Tax avoidance: where are we now?

The Inland Revenue has always taken a dim view of tax avoidance using what it sees as ‘artificial schemes’. Blocking successive schemes became something of a cat and mouse game. Once the Inland Revenue latched on to a particular scheme they could seek to block it either by taking a case through the courts or by introducing amending legislation to render it ineffective. Typically tax planners then sought either to find a loophole in the amending legislation or to move onto ‘mark II’ of the scheme.
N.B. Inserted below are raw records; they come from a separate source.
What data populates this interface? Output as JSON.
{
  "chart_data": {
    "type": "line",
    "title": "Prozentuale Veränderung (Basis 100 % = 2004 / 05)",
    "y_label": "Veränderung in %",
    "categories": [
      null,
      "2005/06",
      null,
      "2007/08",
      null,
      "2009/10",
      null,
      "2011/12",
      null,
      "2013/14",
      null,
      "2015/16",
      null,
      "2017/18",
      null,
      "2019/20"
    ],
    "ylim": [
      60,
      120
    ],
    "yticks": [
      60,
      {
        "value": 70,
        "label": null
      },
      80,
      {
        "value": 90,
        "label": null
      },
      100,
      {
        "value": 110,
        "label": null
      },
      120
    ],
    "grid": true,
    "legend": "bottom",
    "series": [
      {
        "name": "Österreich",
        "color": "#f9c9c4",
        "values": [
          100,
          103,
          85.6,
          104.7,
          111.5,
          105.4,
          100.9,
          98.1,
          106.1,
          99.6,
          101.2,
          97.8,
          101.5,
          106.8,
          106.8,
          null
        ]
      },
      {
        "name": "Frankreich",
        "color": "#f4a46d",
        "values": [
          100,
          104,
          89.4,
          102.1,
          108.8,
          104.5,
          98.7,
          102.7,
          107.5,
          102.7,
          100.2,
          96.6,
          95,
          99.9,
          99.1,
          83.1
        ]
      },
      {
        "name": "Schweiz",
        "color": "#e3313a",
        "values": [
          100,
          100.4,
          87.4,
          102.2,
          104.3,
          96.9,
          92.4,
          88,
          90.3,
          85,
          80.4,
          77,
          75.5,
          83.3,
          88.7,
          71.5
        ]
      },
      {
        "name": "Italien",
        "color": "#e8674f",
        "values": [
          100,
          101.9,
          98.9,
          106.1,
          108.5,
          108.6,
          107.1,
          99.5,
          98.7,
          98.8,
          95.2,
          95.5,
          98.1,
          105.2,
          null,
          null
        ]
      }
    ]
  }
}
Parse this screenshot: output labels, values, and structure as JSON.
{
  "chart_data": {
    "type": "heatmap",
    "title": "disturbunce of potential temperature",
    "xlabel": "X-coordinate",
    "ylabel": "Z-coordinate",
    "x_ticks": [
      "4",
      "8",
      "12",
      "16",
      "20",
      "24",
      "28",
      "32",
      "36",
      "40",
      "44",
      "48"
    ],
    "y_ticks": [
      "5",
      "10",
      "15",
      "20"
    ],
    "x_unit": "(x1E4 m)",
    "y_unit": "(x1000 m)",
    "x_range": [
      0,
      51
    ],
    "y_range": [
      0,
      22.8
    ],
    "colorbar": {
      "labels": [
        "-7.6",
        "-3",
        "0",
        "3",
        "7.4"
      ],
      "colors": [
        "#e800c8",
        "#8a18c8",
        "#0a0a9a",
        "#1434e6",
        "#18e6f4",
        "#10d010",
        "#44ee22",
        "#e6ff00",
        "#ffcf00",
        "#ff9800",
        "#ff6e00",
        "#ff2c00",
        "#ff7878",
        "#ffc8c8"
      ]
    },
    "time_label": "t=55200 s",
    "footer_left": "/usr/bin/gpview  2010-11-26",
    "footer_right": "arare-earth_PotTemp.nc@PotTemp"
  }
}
Consequently new rules were introduced in 2004 requiring tax scheme promoters to provide details of their schemes to the Inland Revenue. The scheme is then registered and a reference number allocated. Taxpayers using such schemes are required to include the number on their tax returns.

In the government’s words ‘these rules provide early warning of avoidance schemes ….. (and) enable the government ….to respond to tax avoidance’. The result to date has been an apparently much quicker response in introducing specific anti-avoidance measures.

In December 2004 a measure was announced essentially designed to stop avoidance of tax and national insurance on large bonuses paid using specific shares and securities rather than in cash.

In Budget 2005, a whole raft of measures was announced, including a number relating to double tax relief both for companies and individuals. If you were thinking of an extended trip to Belgium to avoid UK capital gains tax, think again!

The disclosure regime originally applied to direct taxes and certain VAT schemes but is being extended in July 2005 to cover schemes to avoid stamp duty land tax on commercial property.

But don’t forget - not all tax avoidance schemes are covered by the new regime and even if they are it doesn’t necessarily render them ineffective!